Case Two: Contracted Economic support

The most cynical view of economic support is that it gives me the ability to walk away. This is reminiscent of the joke about why you pay a prostitute. Not to come to your room, but to leave. You pay for a guarantee of no long-term attachments and related complications.

But for me the contracted economic support removes any question as to motivations. A woman might be in a relationship because of economic support. If such support is given month to month it creates a pressure to maintain a relationship. It may erode purer motivations over time. So it’s best to remove that factor entirely by setting a support level that is independent of the relationship. Even if a woman breaks up with me, the support is maintained for the duration of the contract.

Renewing the contract forces some thought to be given about mutual motivations for continuing the relationship. I find this helpful.

I observed many acquaintances with lovers or mistresses. My analysis indicated that the lack of a contracted economic support often led to insecurities, misunderstandings, arguments, and unintended consequences in behavior. The result of this analysis suggested I should either not provide any economic support or that it should be contracted.

I found that in cases where the woman was in solid economic position there was indeed no need for economic support. Women in this set either had their own economic security or were provided for by a third party, for example by parents or divorce settlement. The latter case often were the most demanding of economic support, curiously. But the former case were some of the best balanced woman I had met. Unfortunately it also often came with a lack of scheduling flexibility. This made it difficult to pursue a relationship given my schedule.

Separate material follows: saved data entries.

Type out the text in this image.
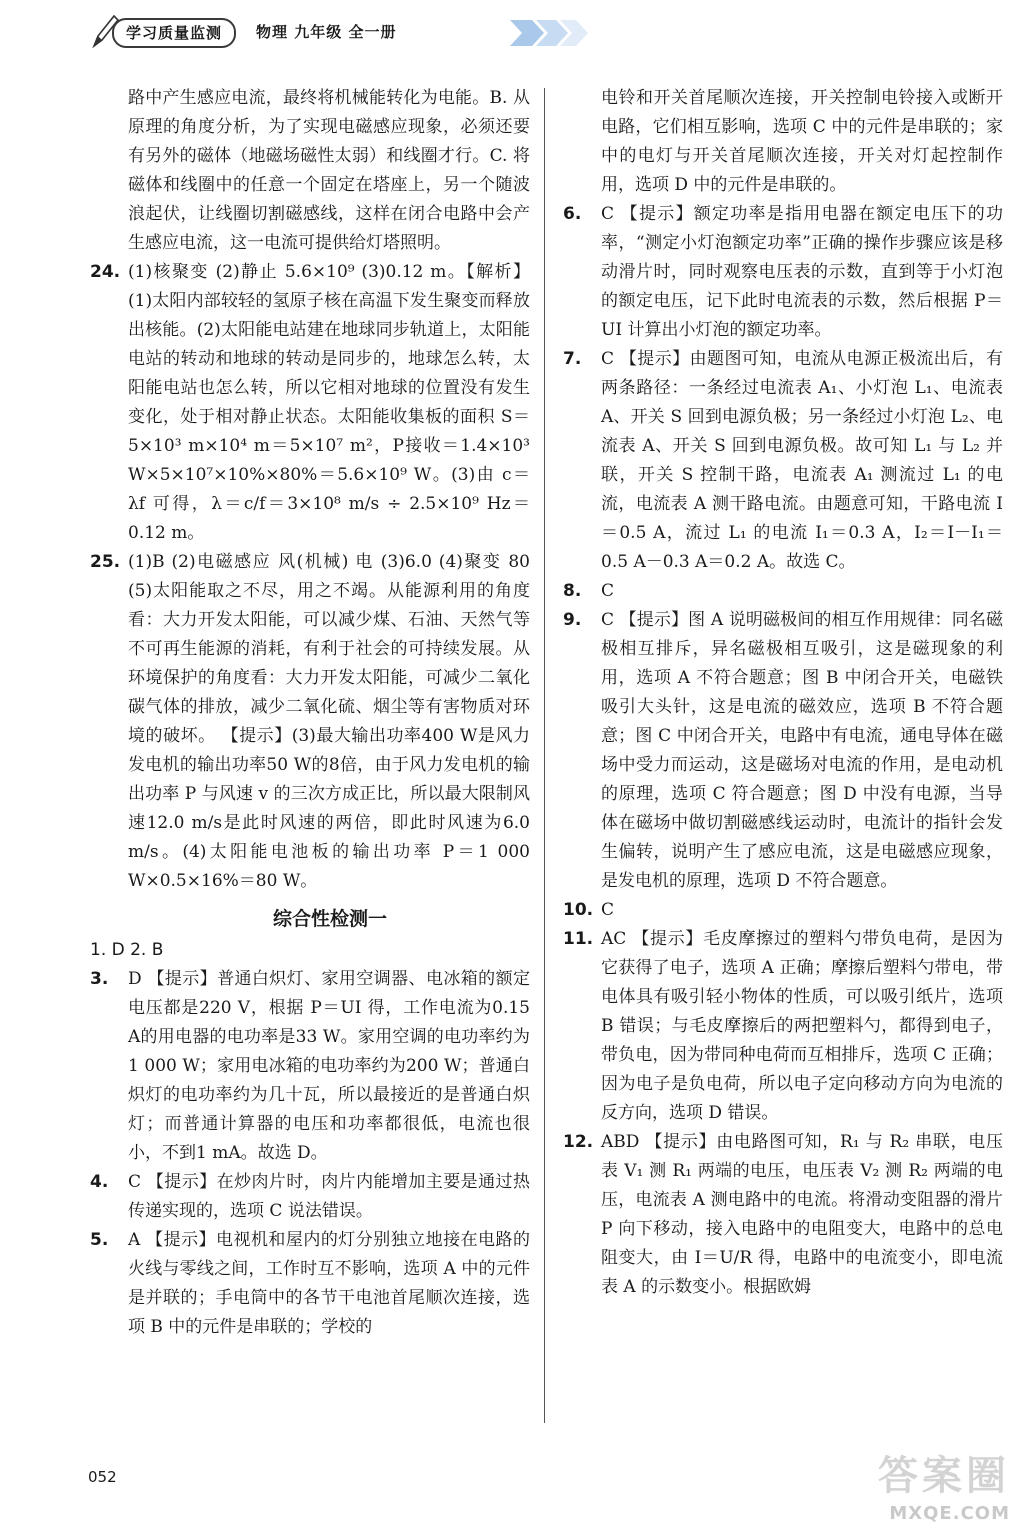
学习质量监测	物理 九年级 全一册
路中产生感应电流，最终将机械能转化为电能。B. 从原理的角度分析，为了实现电磁感应现象，必须还要有另外的磁体（地磁场磁性太弱）和线圈才行。C. 将磁体和线圈中的任意一个固定在塔座上，另一个随波浪起伏，让线圈切割磁感线，这样在闭合电路中会产生感应电流，这一电流可提供给灯塔照明。
24. (1)核聚变 (2)静止 5.6×10⁹ (3)0.12 m。【解析】(1)太阳内部较轻的氢原子核在高温下发生聚变而释放出核能。(2)太阳能电站建在地球同步轨道上，太阳能电站的转动和地球的转动是同步的，地球怎么转，太阳能电站也怎么转，所以它相对地球的位置没有发生变化，处于相对静止状态。太阳能收集板的面积 S＝5×10³ m×10⁴ m＝5×10⁷ m²，P接收＝1.4×10³ W×5×10⁷×10%×80%＝5.6×10⁹ W。(3)由 c＝λf 可得，λ＝c/f＝3×10⁸ m/s ÷ 2.5×10⁹ Hz＝0.12 m。
25. (1)B (2)电磁感应 风(机械) 电 (3)6.0 (4)聚变 80 (5)太阳能取之不尽，用之不竭。从能源利用的角度看：大力开发太阳能，可以减少煤、石油、天然气等不可再生能源的消耗，有利于社会的可持续发展。从环境保护的角度看：大力开发太阳能，可减少二氧化碳气体的排放，减少二氧化硫、烟尘等有害物质对环境的破坏。 【提示】(3)最大输出功率400 W是风力发电机的输出功率50 W的8倍，由于风力发电机的输出功率 P 与风速 v 的三次方成正比，所以最大限制风速12.0 m/s是此时风速的两倍，即此时风速为6.0 m/s。(4)太阳能电池板的输出功率 P＝1 000 W×0.5×16%＝80 W。
综合性检测一
1. D 2. B
3.	D 【提示】普通白炽灯、家用空调器、电冰箱的额定电压都是220 V，根据 P＝UI 得，工作电流为0.15 A的用电器的电功率是33 W。家用空调的电功率约为1 000 W；家用电冰箱的电功率约为200 W；普通白炽灯的电功率约为几十瓦，所以最接近的是普通白炽灯；而普通计算器的电压和功率都很低，电流也很小，不到1 mA。故选 D。
4.	C 【提示】在炒肉片时，肉片内能增加主要是通过热传递实现的，选项 C 说法错误。
5.	A 【提示】电视机和屋内的灯分别独立地接在电路的火线与零线之间，工作时互不影响，选项 A 中的元件是并联的；手电筒中的各节干电池首尾顺次连接，选项 B 中的元件是串联的；学校的
电铃和开关首尾顺次连接，开关控制电铃接入或断开电路，它们相互影响，选项 C 中的元件是串联的；家中的电灯与开关首尾顺次连接，开关对灯起控制作用，选项 D 中的元件是串联的。
6.	C 【提示】额定功率是指用电器在额定电压下的功率，“测定小灯泡额定功率”正确的操作步骤应该是移动滑片时，同时观察电压表的示数，直到等于小灯泡的额定电压，记下此时电流表的示数，然后根据 P＝UI 计算出小灯泡的额定功率。
7.	C 【提示】由题图可知，电流从电源正极流出后，有两条路径：一条经过电流表 A₁、小灯泡 L₁、电流表 A、开关 S 回到电源负极；另一条经过小灯泡 L₂、电流表 A、开关 S 回到电源负极。故可知 L₁ 与 L₂ 并联，开关 S 控制干路，电流表 A₁ 测流过 L₁ 的电流，电流表 A 测干路电流。由题意可知，干路电流 I＝0.5 A，流过 L₁ 的电流 I₁＝0.3 A，I₂＝I－I₁＝0.5 A－0.3 A＝0.2 A。故选 C。
8.	C
9.	C 【提示】图 A 说明磁极间的相互作用规律：同名磁极相互排斥，异名磁极相互吸引，这是磁现象的利用，选项 A 不符合题意；图 B 中闭合开关，电磁铁吸引大头针，这是电流的磁效应，选项 B 不符合题意；图 C 中闭合开关，电路中有电流，通电导体在磁场中受力而运动，这是磁场对电流的作用，是电动机的原理，选项 C 符合题意；图 D 中没有电源，当导体在磁场中做切割磁感线运动时，电流计的指针会发生偏转，说明产生了感应电流，这是电磁感应现象，是发电机的原理，选项 D 不符合题意。
10. C
11. AC 【提示】毛皮摩擦过的塑料勺带负电荷，是因为它获得了电子，选项 A 正确；摩擦后塑料勺带电，带电体具有吸引轻小物体的性质，可以吸引纸片，选项 B 错误；与毛皮摩擦后的两把塑料勺，都得到电子，带负电，因为带同种电荷而互相排斥，选项 C 正确；因为电子是负电荷，所以电子定向移动方向为电流的反方向，选项 D 错误。
12. ABD 【提示】由电路图可知，R₁ 与 R₂ 串联，电压表 V₁ 测 R₁ 两端的电压，电压表 V₂ 测 R₂ 两端的电压，电流表 A 测电路中的电流。将滑动变阻器的滑片 P 向下移动，接入电路中的电阻变大，电路中的总电阻变大，由 I＝U/R 得，电路中的电流变小，即电流表 A 的示数变小。根据欧姆
052	答案圈
MXQE.COM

This tended to drive options toward contracted economic support.

Case Four: Projects

There is a mathematical technique called proof by contradiction. The case for having a Project uses a similar technique. Arrangements without Projects have so far had a nearly 100% failure rate. I noted this in the update post back in February.

Projects also dovetail very nicely with contracted economic support. Support given toward a project can also help support a woman in a more constructive manner than handouts or gifts. Moreover a contract with a project can define concrete milestones and performance metrics. A relationship alone is difficult to parameterize in a similar manner. So making the contracted economic support based on a project is much simpler and effective. It also forces a greater separation between the relationship and support, a goal mentioned above.

The combination of these factors, contracted economic support, projects and mentoring seems now so natural to me. My explanations here thus may not be effective. Please leave feedback so I may improve these explanations if they are unclear.